O Globo
O ministro cortou a festa e condenou os
espetáculos
O ministro Edson Fachin assumiu a presidência
do Supremo Tribunal Federal ao seu estilo, com um discurso longo, tedioso e até
descuidado. Misturou num mesmo parágrafo seu compromisso com a liberdade de
imprensa e com o “bem-estar dos servidores”. Ainda assim, disse a que veio, com
boas notícias. Por exemplo:
— A prestação jurisdicional não é espetáculo.
Exige contenção.
Ou:
— Assumo aqui compromisso de uma gestão
austera no uso dos recursos públicos pelo Judiciário. A diretriz será a
austeridade.
Fora do mundo das palavras e promessas, Fachin resgatou a tradição de Rosa Weber e cancelou a pajelança com que lobistas festejam posses. Há registro de eventos com a presença de magistrados para provar uísques, na Europa, com patrocínio de um banco mambembe.

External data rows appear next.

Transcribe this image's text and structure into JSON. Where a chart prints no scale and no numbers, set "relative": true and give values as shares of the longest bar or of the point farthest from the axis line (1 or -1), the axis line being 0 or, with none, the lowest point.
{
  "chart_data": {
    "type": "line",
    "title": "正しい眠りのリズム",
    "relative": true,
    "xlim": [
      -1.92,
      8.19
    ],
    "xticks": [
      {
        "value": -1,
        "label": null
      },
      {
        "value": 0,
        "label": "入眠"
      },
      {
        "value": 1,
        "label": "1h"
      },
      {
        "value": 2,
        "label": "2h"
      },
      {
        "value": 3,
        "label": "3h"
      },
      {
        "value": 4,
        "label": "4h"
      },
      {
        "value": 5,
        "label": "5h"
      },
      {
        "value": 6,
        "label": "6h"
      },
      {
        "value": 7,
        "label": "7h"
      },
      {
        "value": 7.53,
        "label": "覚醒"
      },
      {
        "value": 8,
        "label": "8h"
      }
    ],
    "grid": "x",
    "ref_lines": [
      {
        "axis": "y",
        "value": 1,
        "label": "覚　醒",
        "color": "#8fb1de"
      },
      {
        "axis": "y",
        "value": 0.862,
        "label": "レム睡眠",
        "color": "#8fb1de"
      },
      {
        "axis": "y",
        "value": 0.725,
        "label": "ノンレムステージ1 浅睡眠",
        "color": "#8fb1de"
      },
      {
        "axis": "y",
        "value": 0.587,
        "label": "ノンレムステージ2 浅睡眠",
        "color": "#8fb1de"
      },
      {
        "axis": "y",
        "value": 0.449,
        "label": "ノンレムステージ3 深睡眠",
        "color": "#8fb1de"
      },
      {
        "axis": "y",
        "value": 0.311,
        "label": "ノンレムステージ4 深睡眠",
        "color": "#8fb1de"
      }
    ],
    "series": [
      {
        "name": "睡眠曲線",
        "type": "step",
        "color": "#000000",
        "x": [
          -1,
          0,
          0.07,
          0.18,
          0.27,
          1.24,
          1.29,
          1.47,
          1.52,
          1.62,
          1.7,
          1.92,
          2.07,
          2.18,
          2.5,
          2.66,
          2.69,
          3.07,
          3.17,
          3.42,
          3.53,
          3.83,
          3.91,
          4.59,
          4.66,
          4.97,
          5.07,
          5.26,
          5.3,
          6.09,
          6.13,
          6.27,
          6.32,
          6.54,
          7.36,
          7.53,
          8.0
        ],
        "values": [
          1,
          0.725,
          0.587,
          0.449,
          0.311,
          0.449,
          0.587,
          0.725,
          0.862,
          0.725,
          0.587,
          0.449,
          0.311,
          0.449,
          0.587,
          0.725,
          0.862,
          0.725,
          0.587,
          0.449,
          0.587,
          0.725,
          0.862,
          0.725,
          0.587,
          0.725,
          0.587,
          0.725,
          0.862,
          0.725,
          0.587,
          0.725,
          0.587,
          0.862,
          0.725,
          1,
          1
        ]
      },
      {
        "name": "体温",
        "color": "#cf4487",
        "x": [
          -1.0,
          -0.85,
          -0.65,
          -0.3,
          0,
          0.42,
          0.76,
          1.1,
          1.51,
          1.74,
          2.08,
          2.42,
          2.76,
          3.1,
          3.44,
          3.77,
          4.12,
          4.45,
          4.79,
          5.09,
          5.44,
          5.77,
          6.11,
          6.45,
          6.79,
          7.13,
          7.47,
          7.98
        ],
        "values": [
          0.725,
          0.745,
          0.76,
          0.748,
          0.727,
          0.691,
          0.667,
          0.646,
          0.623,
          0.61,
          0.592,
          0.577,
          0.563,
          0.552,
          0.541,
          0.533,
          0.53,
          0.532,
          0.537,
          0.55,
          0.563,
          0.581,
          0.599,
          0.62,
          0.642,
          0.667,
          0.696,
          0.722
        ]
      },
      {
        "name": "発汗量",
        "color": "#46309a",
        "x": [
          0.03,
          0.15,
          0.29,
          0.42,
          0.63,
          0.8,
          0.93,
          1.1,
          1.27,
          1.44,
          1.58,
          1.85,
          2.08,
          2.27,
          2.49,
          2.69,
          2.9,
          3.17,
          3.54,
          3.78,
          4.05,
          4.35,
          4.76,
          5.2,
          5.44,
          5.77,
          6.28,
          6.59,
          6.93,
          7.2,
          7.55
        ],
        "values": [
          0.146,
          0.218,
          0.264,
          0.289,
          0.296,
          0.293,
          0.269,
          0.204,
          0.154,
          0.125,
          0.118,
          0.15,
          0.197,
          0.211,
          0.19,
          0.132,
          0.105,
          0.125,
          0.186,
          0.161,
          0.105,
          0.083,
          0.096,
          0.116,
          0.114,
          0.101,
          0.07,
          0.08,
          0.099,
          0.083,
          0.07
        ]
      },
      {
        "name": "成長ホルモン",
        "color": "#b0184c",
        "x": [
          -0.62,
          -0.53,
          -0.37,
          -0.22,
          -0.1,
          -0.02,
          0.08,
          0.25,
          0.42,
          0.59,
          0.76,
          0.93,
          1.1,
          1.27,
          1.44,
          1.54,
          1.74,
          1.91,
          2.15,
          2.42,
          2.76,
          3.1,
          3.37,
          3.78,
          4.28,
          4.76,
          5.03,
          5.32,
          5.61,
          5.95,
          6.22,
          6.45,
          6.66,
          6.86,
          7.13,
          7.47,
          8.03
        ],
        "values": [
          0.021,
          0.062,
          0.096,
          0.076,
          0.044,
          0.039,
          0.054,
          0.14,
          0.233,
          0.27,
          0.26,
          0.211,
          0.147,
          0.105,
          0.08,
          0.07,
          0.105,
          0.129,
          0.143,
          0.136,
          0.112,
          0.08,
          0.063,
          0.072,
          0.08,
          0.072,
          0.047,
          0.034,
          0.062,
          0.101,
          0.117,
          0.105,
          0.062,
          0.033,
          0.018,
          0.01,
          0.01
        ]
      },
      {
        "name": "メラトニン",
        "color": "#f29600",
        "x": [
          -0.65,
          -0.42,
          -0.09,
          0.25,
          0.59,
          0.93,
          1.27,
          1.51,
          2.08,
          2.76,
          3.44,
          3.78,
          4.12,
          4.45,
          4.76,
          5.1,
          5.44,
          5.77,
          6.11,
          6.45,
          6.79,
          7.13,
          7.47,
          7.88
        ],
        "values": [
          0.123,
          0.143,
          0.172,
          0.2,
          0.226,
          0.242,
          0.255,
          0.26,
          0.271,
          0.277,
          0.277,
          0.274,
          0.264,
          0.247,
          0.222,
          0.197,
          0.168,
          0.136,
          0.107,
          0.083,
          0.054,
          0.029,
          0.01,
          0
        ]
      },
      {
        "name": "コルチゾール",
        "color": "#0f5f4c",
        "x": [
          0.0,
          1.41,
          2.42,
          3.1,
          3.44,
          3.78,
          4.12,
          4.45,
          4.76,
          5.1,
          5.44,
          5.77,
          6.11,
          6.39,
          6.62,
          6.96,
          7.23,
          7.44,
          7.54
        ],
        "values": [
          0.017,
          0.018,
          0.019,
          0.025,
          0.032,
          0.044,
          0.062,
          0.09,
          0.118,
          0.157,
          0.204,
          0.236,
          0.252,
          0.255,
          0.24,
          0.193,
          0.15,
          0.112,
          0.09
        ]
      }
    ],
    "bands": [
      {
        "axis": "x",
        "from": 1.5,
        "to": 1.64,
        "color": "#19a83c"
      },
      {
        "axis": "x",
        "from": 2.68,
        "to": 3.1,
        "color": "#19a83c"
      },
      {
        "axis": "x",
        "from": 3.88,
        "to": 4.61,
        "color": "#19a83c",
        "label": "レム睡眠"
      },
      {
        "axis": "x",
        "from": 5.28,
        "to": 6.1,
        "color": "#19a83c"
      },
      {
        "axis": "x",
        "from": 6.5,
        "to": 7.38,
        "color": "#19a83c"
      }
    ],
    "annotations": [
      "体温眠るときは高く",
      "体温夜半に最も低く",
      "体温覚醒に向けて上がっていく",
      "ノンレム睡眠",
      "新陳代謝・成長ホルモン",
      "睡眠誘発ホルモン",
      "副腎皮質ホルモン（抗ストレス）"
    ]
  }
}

O Judiciário brasileiro alterna momentos de
brilho com maus hábitos de vilegiaturas, mordomias e penduricalhos. Se Fachin
persistir no exemplo, influenciando a bancada da charanga, todo mundo terá a
ganhar. Nem todos os ministros do STF formam
essa bancada, mas são eles que acabam passando a impressão de que o tribunal é
uma festa móvel, fazendo de cada feriadão um pretexto para excursões. Ministros
do Supremo fazem-se acompanhar por seguranças e, num caso, chegaram a reclamar
porque o consulado do Brasil em Nova York descuidou
de contratar escolta.
Os magistrados austeros levam uma desvantagem
quando são comparados aos juízes espetaculares. Numa corporação de 18 mil
juízes, tem-se de tudo, mas o magistrado que evita os refletores acaba vítima
da própria virtude. Sucede com os juízes algo que envenena parte da corporação
militar. Ninguém ouve quem só fala nos autos, e ouve-se quem fala de tudo, a
qualquer hora. Magistrados como Rosa Weber podem até ser a norma, mas não
chamam a atenção.
Mesmo tendo uma sucessão presidencial durante
seu período na presidência do tribunal, pode-se estimar que Fachin terá um
biênio tranquilo, sem o vandalismo do 8 de Janeiro e sem as tensões que
acompanham o processo da trama golpista.
Se o novo presidente do Supremo Tribunal
Federal viajar em avião de carreira, sem capangas, terá dado um bom exemplo.
Não passa pela cabeça de um juiz da Suprema Corte dos Estados Unidos viajar
com escolta para eventos empresariais. O que o Supremo Tribunal precisa é do
exemplo de austeridade, e Fachin sempre se manteve ao largo das farofas. Esse
magistrado de 67 anos chegou ao tribunal durante o governo de Dilma Rousseff e
completou dez anos na cadeira sem as marcas do deslumbramento que viraram a
cabeça de alguns de seus pares.
Fachin vem de uma cepa de colonos gaúchos que
ajudaram a construir o Paraná. Foi estudar na
cidade grande, levando consigo apenas a passagem de ida. Pouco a ver com
carreiras de magistrados de salão.
Em seu discurso de posse, Fachin falou de
quase tudo, alternando platitudes e promessas. Se ao fim de dois anos ele tiver
deixado a marca da austeridade, terá continuado a obra de Rosa Weber, uma
presidente do tribunal que não aparecia em farofas e pouco falava.